Entscheidend ist die wohnpolitische Wirkung: Mit den 91 neuen Wohnungen werden die 78 entlang der Bottmingerstrasse abgebrochenen Wohnungen ersetzt. Binningen gewinnt damit Wohnraum zurück, statt Wohnraum zu verlieren. In Zeiten angespannter Wohnungsmärkte ist das ein konkreter Beitrag zur Versorgung der Bevölkerung.

Ein zentrales und gut erschlossenes Areal wird sinn- und qualitätsvoll entwickelt. Die Quartierplanung verbindet Verdichtung mit besserer Einbettung ins bestehende Umfeld und sorgfältiger Freiraumgestaltung. Ein Nein würde diese Entwicklung blockieren und Unsicherheit schaffen. Ein Ja zur Quartierplanung Spiesshöfli ist deshalb ein Ja zu Wohnraum, Verlässlichkeit und einer verantwortungsvollen Entwicklungspolitik für Binningen.

Sven Inäbnit, Landrat FDP, Binningen

Leserbrief vom 30. April 2026
Publiziert im Binninger Wochenblatt

Spiesshöfli: Keine Irreführung

Von Hochhäusern war damals nie die Rede. Im Vorfeld der Abstimmung von 2025 wurde transparent aufgezeigt, wie das Projekt aussehen soll. Die Bevölkerung wurde einbezogen und konnte sich im Rahmen eines Mitwirkungsverfahrens einbringen. Mit über 67 Prozent hat sie vor weniger als einem Jahr ein klares Zeichen gesetzt. Sie hat sich gegen den «Park» und für eine Überbauung ausgesprochen.

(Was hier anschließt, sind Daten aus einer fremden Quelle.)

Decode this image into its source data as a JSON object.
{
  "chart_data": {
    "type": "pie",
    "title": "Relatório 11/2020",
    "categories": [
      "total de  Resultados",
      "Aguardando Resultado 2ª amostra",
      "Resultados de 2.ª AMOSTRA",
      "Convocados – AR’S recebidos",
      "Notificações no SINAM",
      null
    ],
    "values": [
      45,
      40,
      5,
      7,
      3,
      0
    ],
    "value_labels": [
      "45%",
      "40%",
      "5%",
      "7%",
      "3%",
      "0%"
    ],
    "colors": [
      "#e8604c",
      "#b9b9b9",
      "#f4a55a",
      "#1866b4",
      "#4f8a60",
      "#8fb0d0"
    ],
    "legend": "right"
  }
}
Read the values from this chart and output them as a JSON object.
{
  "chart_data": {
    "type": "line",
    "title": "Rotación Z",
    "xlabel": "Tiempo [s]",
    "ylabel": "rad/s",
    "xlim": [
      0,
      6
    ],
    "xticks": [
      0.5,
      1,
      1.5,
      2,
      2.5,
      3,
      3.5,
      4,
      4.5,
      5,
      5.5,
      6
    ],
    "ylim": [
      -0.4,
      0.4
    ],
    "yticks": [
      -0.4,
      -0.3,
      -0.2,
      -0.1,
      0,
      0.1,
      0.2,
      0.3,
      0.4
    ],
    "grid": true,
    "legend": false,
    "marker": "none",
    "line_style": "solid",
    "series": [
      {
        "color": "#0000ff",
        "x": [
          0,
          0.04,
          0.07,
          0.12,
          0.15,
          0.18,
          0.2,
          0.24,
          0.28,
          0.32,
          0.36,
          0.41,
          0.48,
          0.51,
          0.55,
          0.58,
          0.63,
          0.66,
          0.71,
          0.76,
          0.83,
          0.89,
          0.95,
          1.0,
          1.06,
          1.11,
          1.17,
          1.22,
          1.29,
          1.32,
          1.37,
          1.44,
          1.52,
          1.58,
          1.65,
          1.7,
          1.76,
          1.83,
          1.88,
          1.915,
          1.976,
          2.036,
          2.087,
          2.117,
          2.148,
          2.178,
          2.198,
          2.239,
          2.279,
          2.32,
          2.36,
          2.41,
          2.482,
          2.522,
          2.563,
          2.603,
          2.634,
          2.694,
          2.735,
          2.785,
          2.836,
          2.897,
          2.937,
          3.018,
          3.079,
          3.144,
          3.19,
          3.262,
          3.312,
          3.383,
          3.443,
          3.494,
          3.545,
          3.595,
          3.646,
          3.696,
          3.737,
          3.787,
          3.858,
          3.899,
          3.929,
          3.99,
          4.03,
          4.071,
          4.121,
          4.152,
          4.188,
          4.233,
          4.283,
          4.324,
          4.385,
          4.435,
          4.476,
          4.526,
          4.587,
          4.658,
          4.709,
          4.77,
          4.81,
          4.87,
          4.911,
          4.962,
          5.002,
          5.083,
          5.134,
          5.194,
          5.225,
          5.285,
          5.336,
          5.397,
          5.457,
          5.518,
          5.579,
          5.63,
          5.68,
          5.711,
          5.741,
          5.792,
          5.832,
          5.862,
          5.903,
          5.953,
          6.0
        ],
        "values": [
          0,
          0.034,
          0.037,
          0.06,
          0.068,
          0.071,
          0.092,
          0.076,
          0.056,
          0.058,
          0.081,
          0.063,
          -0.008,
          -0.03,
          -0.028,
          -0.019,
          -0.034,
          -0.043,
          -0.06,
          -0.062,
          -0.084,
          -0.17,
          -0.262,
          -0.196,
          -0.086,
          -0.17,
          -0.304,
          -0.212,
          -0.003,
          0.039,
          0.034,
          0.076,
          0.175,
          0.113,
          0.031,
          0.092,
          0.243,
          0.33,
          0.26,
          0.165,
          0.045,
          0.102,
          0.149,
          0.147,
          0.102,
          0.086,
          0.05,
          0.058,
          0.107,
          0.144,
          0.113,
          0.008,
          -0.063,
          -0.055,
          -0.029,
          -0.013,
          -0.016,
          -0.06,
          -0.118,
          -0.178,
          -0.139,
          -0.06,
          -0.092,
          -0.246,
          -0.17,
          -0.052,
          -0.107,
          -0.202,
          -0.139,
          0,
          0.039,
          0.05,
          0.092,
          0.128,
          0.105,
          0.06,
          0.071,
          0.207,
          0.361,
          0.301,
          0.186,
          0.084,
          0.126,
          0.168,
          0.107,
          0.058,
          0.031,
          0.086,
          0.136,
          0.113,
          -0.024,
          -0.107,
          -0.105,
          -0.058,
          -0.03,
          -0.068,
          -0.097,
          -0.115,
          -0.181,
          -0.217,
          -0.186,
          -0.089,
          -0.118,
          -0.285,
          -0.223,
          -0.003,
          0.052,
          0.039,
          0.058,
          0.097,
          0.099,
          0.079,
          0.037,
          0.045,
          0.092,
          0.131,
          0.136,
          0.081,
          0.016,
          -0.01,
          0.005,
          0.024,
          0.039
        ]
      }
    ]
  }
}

Umso befremdlicher ist es, dass dieses eindeutige Ergebnis noch vor Ablauf eines Jahres mittels Referendum infrage gestellt werden soll. Besonders irritierend ist, dass das Referendumskomitee Argumente vorbringt, die den bekannten Fakten widersprechen.

Das Referendumskomitee vermittelt mit seinen Darstellungen ein irreführendes Bild. Im Spiesshöfli sind keine Hochhäuser geplant. Auch die gezeigten dunklen Visualisierungen entsprechen nicht der tatsächlichen Gestaltung. Als Hochhäuser gelten Gebäude ab einer Höhe von 30 Metern. Die vorgesehenen drei Bauten erreichen diese Höhe nicht. Sie sind folglich keine Hochhäuser.

Die geplanten 91 Wohnungen leisten hingegen einen konkreten Beitrag zur Entlastung des seit Jahren angespannten Wohnungsmarkts in Binningen.